The idea was to bring you the most accurate and actionable intel from the world of prediction markets, based on a few broad assumptions:
If your goal is to accurately handicap future uncertainty, market signals are generally superior to any individual forecaster or model (or even aggregates thereof) because any useful signal they throw off will be incorporated into markets.
While markets are the best mechanisms we have for discounting not only future cash flows, but future uncertainties, they’re not perfect and they’re not created equal. So by understanding their relative strengths and weaknesses (margin of inefficiency, liquidity, fee-based distortions, and market microstructure), you can likely derive an even better market signal by aggregating and weighting them by such factors.
A small number of traders are consistently better at forecasting than all the others.
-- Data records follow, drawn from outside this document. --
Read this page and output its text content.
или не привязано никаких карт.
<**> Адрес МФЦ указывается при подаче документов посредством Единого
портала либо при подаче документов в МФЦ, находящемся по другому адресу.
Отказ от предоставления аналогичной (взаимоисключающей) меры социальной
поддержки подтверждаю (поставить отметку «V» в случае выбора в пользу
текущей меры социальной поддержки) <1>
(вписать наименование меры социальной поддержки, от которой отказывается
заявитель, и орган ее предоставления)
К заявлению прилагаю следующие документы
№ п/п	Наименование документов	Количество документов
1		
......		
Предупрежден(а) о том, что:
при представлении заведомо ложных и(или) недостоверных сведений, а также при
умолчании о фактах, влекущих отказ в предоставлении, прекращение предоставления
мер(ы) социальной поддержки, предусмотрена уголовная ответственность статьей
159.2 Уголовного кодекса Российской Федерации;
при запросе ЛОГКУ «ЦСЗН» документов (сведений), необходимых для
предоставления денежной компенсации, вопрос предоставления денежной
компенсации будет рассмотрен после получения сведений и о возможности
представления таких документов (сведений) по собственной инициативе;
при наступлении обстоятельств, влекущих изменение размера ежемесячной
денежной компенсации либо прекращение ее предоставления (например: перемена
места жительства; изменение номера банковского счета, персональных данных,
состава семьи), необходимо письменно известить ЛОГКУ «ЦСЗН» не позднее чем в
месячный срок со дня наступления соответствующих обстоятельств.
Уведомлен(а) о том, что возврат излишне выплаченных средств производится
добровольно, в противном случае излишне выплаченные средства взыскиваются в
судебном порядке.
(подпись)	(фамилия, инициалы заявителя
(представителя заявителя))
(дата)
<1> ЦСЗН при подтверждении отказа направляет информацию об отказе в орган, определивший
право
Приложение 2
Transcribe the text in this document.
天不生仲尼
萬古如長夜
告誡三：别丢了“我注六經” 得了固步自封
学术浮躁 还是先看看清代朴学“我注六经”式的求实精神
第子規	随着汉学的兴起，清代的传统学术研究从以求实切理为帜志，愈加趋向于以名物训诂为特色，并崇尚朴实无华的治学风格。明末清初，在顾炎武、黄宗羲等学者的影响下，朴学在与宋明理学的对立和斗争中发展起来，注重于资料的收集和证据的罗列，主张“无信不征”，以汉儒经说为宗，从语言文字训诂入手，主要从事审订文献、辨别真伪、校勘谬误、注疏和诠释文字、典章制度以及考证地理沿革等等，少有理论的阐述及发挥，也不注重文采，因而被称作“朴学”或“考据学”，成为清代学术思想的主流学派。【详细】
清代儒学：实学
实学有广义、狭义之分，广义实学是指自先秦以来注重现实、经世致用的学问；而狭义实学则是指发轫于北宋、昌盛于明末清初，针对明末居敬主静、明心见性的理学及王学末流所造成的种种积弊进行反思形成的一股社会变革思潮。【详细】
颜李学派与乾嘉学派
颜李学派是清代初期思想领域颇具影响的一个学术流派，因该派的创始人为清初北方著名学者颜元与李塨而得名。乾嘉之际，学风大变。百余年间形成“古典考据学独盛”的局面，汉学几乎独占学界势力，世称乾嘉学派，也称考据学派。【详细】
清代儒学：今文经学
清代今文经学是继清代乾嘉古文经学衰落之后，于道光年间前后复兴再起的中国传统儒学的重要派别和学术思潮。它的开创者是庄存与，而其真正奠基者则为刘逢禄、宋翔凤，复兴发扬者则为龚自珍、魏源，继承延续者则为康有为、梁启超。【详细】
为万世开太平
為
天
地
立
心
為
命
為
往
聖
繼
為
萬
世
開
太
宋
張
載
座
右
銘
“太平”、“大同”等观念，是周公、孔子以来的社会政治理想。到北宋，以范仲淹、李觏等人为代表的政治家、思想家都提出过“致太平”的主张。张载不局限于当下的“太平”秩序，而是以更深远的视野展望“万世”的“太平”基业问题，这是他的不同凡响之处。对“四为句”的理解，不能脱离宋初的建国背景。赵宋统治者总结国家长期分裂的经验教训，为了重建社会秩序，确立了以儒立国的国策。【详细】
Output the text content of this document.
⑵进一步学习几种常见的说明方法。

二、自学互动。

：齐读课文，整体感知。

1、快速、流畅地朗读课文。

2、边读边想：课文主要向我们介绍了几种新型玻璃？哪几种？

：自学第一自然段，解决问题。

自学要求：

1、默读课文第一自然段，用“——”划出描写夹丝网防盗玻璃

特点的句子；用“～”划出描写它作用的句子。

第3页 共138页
That’s presumably always been true, but until recently, it was only valuable to them. With the rise of blockchain prediction markets like
, we can scrutinize the historical performance (and current positioning) of every trader and seek to amplify their signal for even better, earlier insights.
The first two are the basis of our market aggregates, which we’ve used to show you how the big 2024 electoral races were playing out in the mind of traders across the prediction market landscape.
The third premise was the basis of SuperVision, we we debuted yesterday to track the most profitable Polymarket traders as they positioned themselves for election day and responded in real-time to early data.
The result was projecting the final EV count (and Trump’s battleground sweep) correctly at 8:43 pm, nearly 6 hours before the NYT Needle arrived at that projection and 9 hours before the AP called the race.
We had (might still be having) a few tech glitches and growing pains, but overall we’re very happy with our debut and hope you found it useful!
But this was all just a proof of concept. While media attention to such things is highly election-driven, preediction markets don’t go away after elections and neither will we.
In recent cycles, we’ve in fact seen huge new political and economic uncertainties unfold upon the inauguration of new administrations and new Congresses. Not only will this cycle follow suit, it looks to usher in potentially unprecedented uncertainty - from domestic economic and fiscal policy to existential geopolitical and technological risks.
So expect more market aggregates, more SuperVision dashboards around events big and small, and more prediction market analysis and commentary from our team.
Never before have prediction markets been more societally and economically valuable. And never before has the complex of such markets been so rich, diverse, and liquid.
This election cycle, the markets acquitted themselves well, at least vis a vis legacy forecasters and pollsters. But make no mistake - there will be biffs. Big biffs. Part of what we aim to do is sniff out those biffs so you can not only be prepared for unexpected outcomes, but potentially profit from occasional market mispricings.
As we said, markets not perfect. But they’re decent.
And we’ll continue to try to be slightly better.